On New Year’s, the Indian Space Research Organisation (ISRO) fired up its space expedition with the successful launch of its inaugural satellite dedicated to studying black holes and other astronomical objects from Sriharikota spaceport. The X-ray Polarimeter Satellite, weighing around 470 kilograms, was propelled into a 350-kilometer orbit from Sriharikota, India’s primary spaceport island. The satellite was shot into space onboard a Polar Satellite Launch Vehicle Rocket (PSLV-C58).

The primary objective of the PSLV-C58 mission is to measure the polarization of X-rays in the energy band of 8-30 keV from approximately 50 potential cosmic sources.
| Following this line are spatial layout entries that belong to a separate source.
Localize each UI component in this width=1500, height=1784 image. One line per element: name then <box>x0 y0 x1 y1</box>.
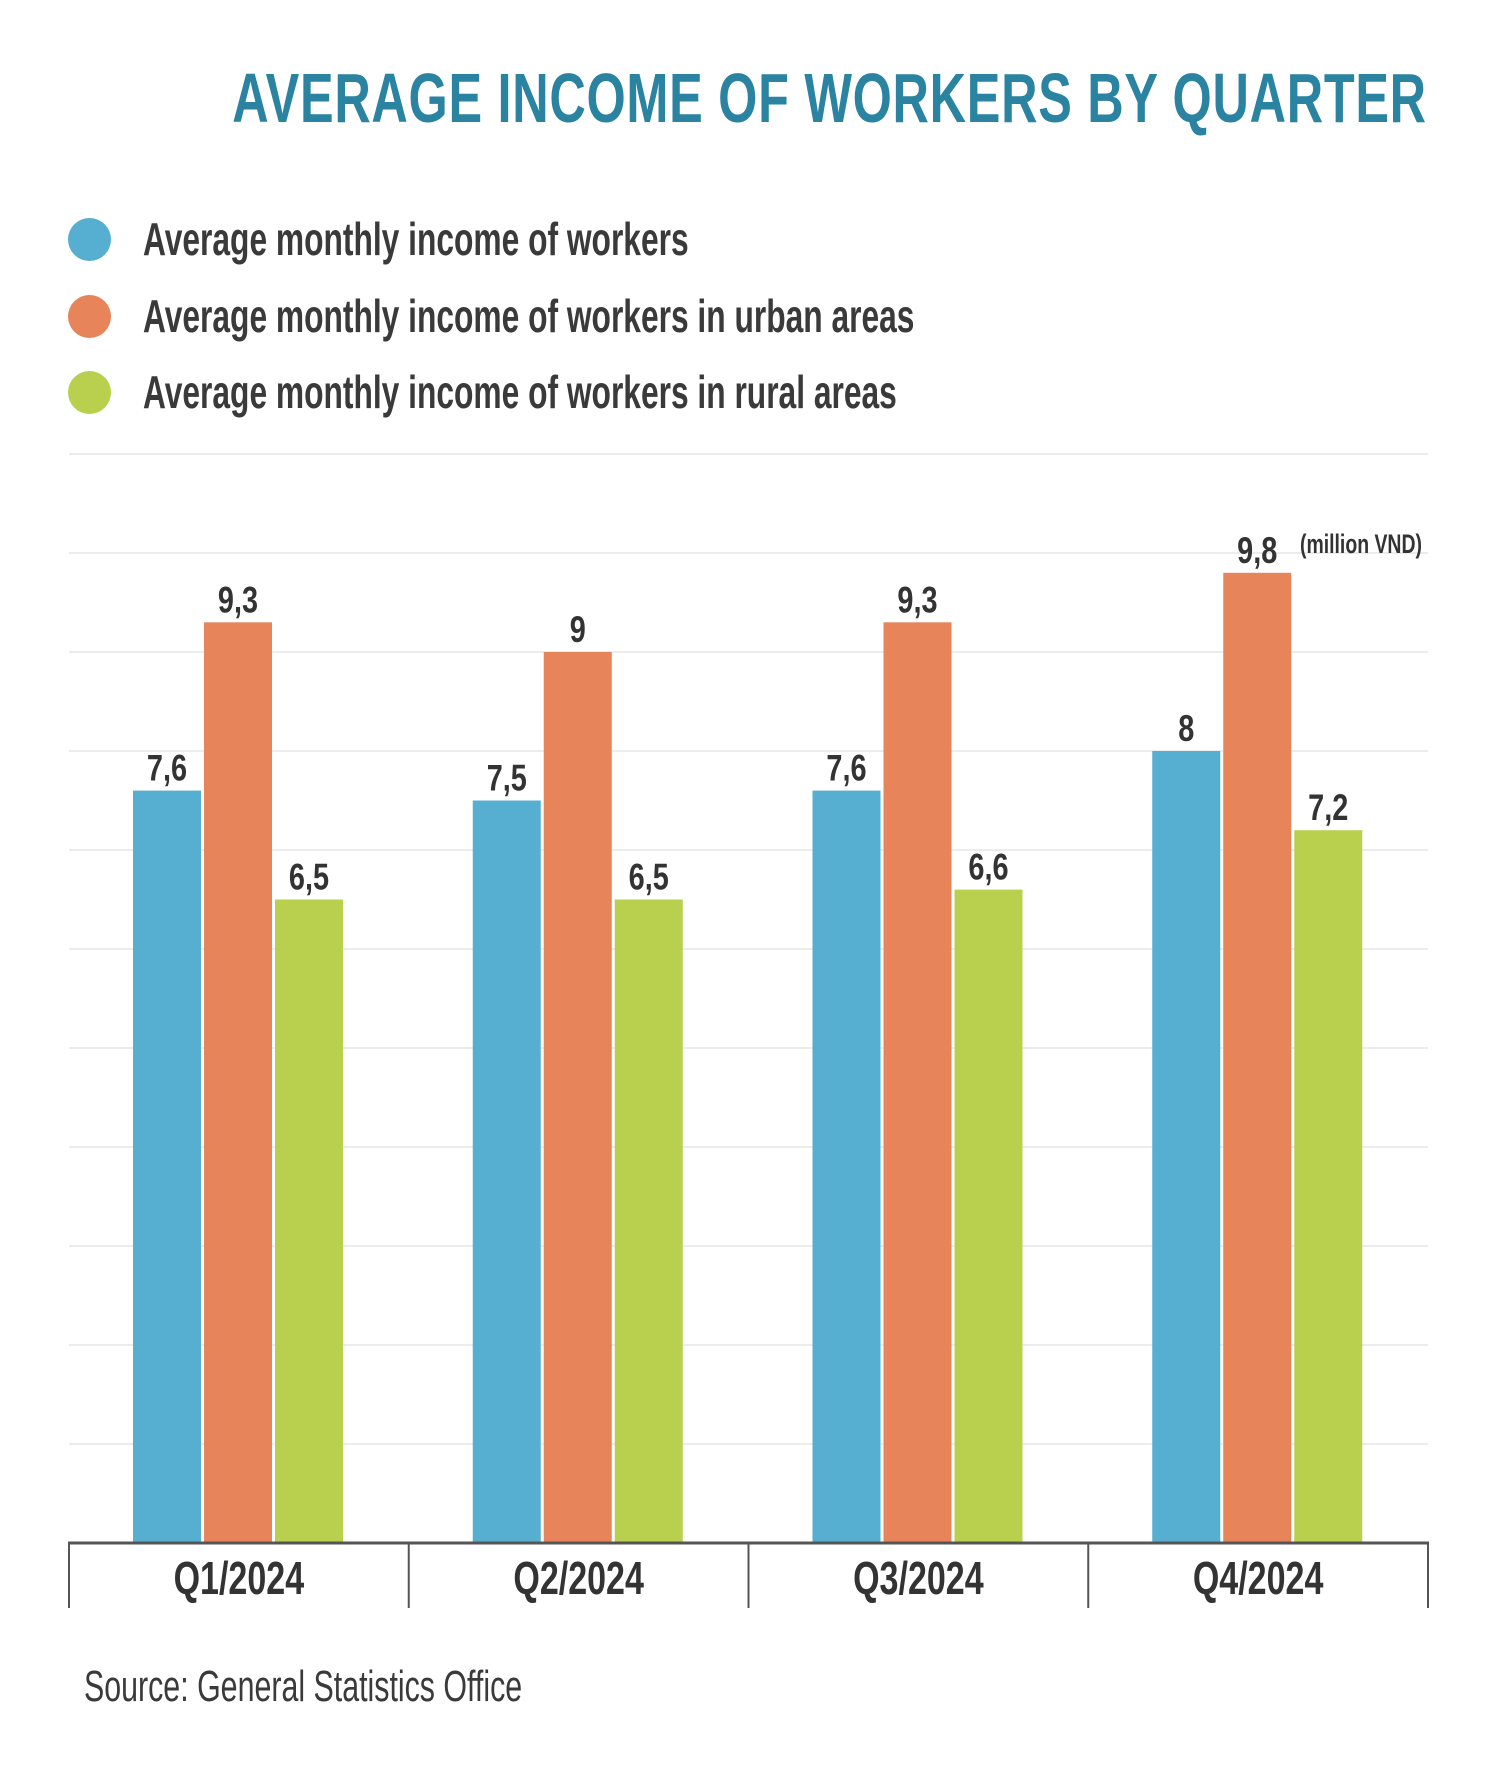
x-axis <box>68 1541 1429 1608</box>
x-tick-label: Q4/2024 <box>1193 1552 1324 1604</box>
source-note: Source: General Statistics Office <box>84 1662 523 1711</box>
legend-label: Average monthly income of workers <box>143 213 689 265</box>
chart-title: AVERAGE INCOME OF WORKERS BY QUARTER <box>0 58 1500 138</box>
value-labels: 7,6 9,3 6,5 7,5 9 6,5 7,6 9,3 6,6 8 9,8 7,2 <box>147 530 1348 898</box>
bar <box>954 889 1023 1543</box>
legend-item-urban: Average monthly income of workers in urb… <box>68 291 1068 341</box>
legend-dot-orange-icon <box>68 295 111 338</box>
legend-item-rural: Average monthly income of workers in rur… <box>68 367 1068 417</box>
legend-dot-green-icon <box>68 371 111 414</box>
bar <box>133 790 201 1543</box>
x-tick-label: Q2/2024 <box>513 1552 644 1604</box>
bar <box>472 800 541 1543</box>
bar <box>1294 830 1363 1543</box>
value-label: 6,6 <box>968 847 1008 888</box>
unit-label: (million VND) <box>1300 529 1422 559</box>
legend-label: Average monthly income of workers in urb… <box>143 290 915 342</box>
x-tick-labels: Q1/2024 Q2/2024 Q3/2024 Q4/2024 <box>174 1552 1324 1604</box>
value-label: 9,3 <box>897 580 937 621</box>
value-label: 6,5 <box>289 857 329 898</box>
bar <box>204 622 272 1543</box>
legend-label: Average monthly income of workers in rur… <box>143 366 897 418</box>
bar <box>614 899 683 1543</box>
bars <box>133 572 1363 1543</box>
bar <box>1223 572 1292 1543</box>
value-label: 7,6 <box>826 748 866 789</box>
chart-title-text: AVERAGE INCOME OF WORKERS BY QUARTER <box>232 59 1427 137</box>
value-label: 9,3 <box>218 580 258 621</box>
value-label: 9 <box>570 610 586 651</box>
value-label: 7,6 <box>147 748 187 789</box>
x-tick-label: Q3/2024 <box>853 1552 984 1604</box>
x-tick-label: Q1/2024 <box>174 1552 305 1604</box>
value-label: 7,5 <box>487 758 527 799</box>
legend-dot-blue-icon <box>68 218 111 261</box>
bar <box>812 790 881 1543</box>
bar <box>543 652 612 1543</box>
bar <box>275 899 343 1543</box>
bar <box>883 622 952 1543</box>
value-label: 7,2 <box>1308 788 1348 829</box>
value-label: 8 <box>1178 709 1194 750</box>
value-label: 9,8 <box>1237 530 1277 571</box>
value-label: 6,5 <box>629 857 669 898</box>
legend-item-workers: Average monthly income of workers <box>68 214 1068 264</box>
bar <box>1152 751 1221 1543</box>
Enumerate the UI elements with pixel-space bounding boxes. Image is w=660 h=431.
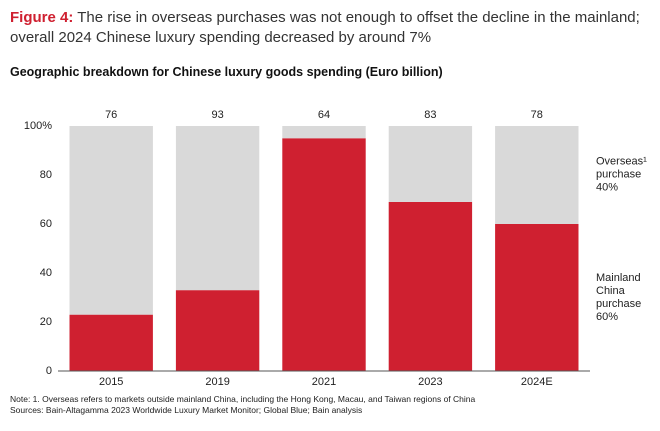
chart-subtitle: Geographic breakdown for Chinese luxury … <box>10 65 443 79</box>
total-label: 64 <box>318 109 330 121</box>
bar-segment <box>69 314 153 371</box>
y-tick-label: 60 <box>40 218 52 230</box>
bar-segment <box>282 138 366 371</box>
y-tick-label: 80 <box>40 169 52 181</box>
bar-segment <box>175 126 260 291</box>
figure-label: Figure 4: <box>10 9 74 26</box>
note: Note: 1. Overseas refers to markets outs… <box>10 394 476 404</box>
bar-segment <box>388 201 473 371</box>
note: Sources: Bain-Altagamma 2023 Worldwide L… <box>10 405 363 415</box>
total-label: 76 <box>105 109 117 121</box>
x-tick-label: 2024E <box>521 376 553 388</box>
title-block: Figure 4: The rise in overseas purchases… <box>10 8 650 48</box>
x-tick-label: 2019 <box>205 376 229 388</box>
bar-segment <box>175 290 260 371</box>
series-name: Mainland China purchase <box>596 271 642 310</box>
y-tick-label: 100% <box>24 120 52 132</box>
bar-segment <box>69 126 153 315</box>
total-label: 83 <box>424 109 436 121</box>
bar-segment <box>495 224 579 371</box>
series-share: 60% <box>596 310 619 323</box>
y-tick-label: 40 <box>40 267 52 279</box>
x-tick-label: 2021 <box>312 376 336 388</box>
notes: Note: 1. Overseas refers to markets outs… <box>10 394 475 416</box>
y-tick-label: 20 <box>40 316 52 328</box>
bar-segment <box>495 126 579 224</box>
series-name: Overseas¹ purchase <box>596 155 647 181</box>
bar-segment <box>388 126 473 202</box>
x-tick-label: 2023 <box>418 376 442 388</box>
series-label: Mainland China purchase 60% <box>596 272 658 324</box>
total-label: 93 <box>211 109 223 121</box>
y-tick-label: 0 <box>46 365 52 377</box>
x-tick-label: 2015 <box>99 376 123 388</box>
bar-segment <box>282 126 366 139</box>
series-share: 40% <box>596 181 619 194</box>
chart-title: The rise in overseas purchases was not e… <box>10 9 640 46</box>
total-label: 78 <box>531 109 543 121</box>
series-label: Overseas¹ purchase 40% <box>596 156 658 195</box>
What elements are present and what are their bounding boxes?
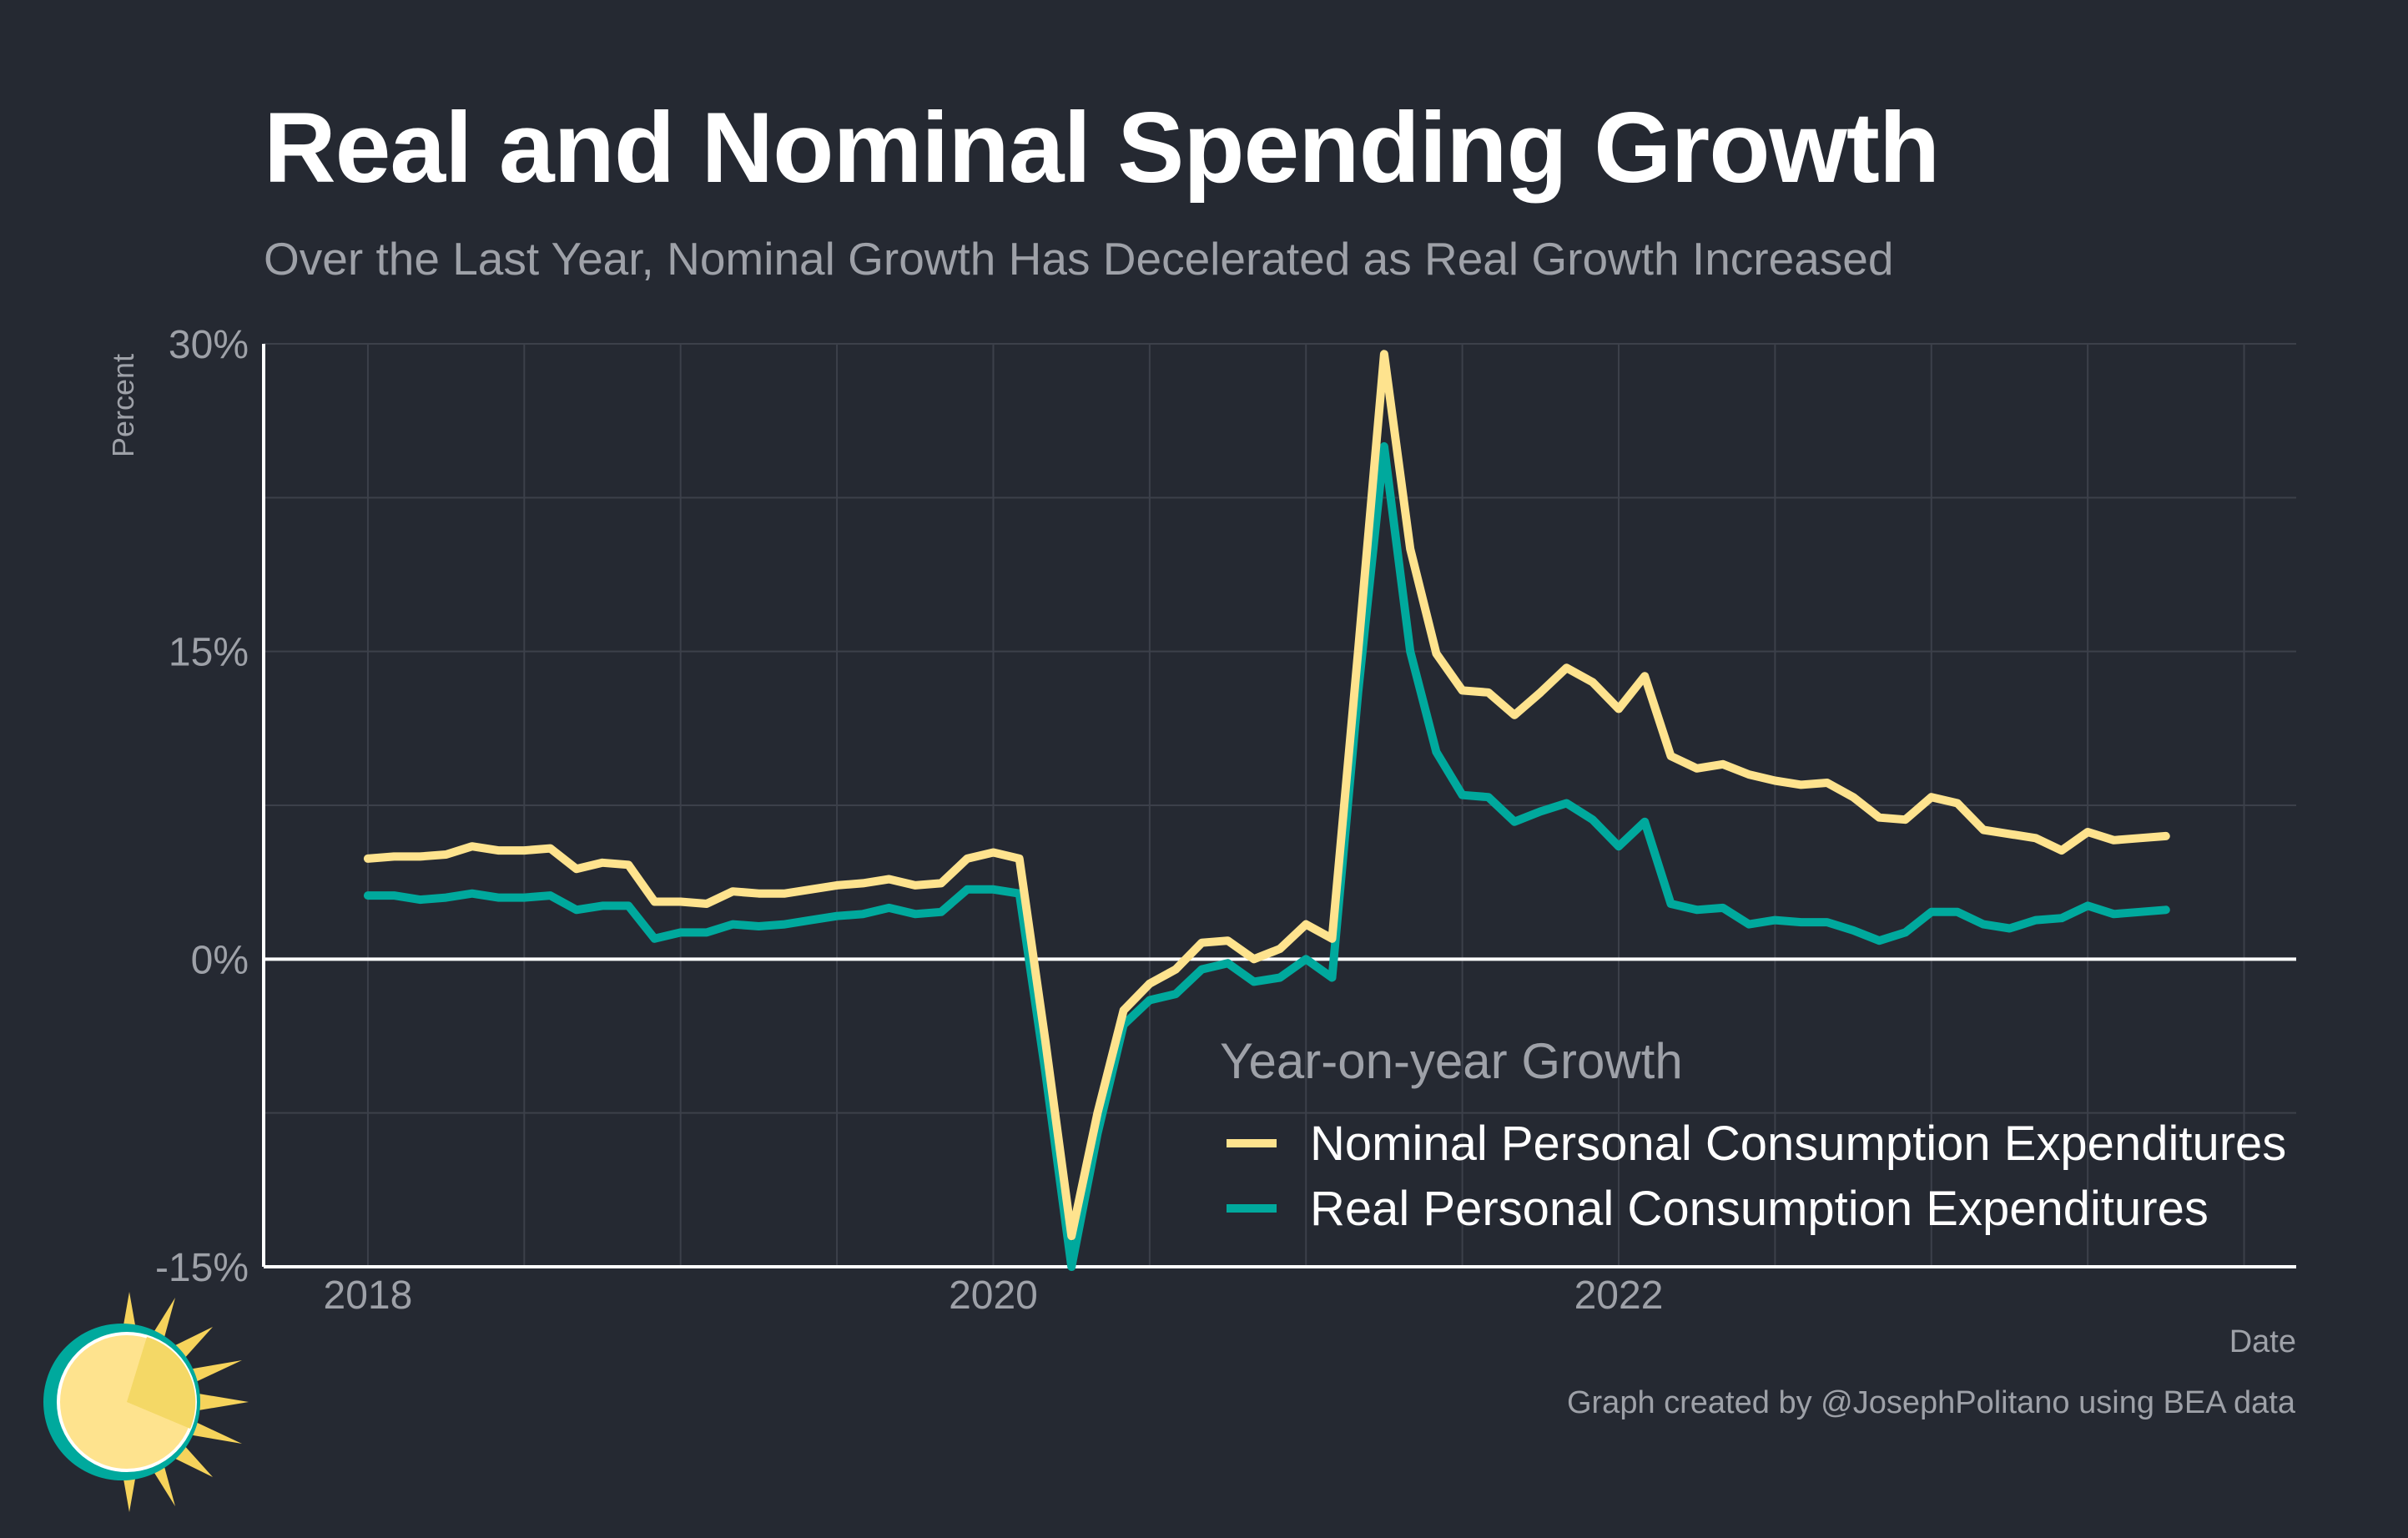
chart-subtitle: Over the Last Year, Nominal Growth Has D…	[264, 233, 1894, 285]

The satellite will delve into the intricacies of X-rays emitted by approximately 50 celestial bodies, utilizing two payloads developed in collaboration with a research institute in Bengaluru.

The X-ray Polarimeter Satellite (XPoSat), which is only the second in the world after NASA, is built at an estimated cost of $30 million. At the core of this mission is XPoSat’s primary payload, which includes POLIX (Polarimeter Instrument in X-Rays) designed by Raman Research Institute, and XSPECT (X-ray Spectroscopy and Timing) crafted by the U R Rao Satellite Centre in Bengaluru.

According to the space organisation, the mission has an expected lifespan of about 5 years.

This mission is not the first space odyssey the world has witnessed, when it comes to studying the black holes specifically. A similar mission and the first of its nature was initiated by NASA in 2021. Apart from NASA, there are other parallel explorations launched by its counterparts. For example, China’s National Space Administration ventured into this domain in 2017 with its first X-ray space telescope, centring on observing black holes, pulsars and gamma-ray bursts.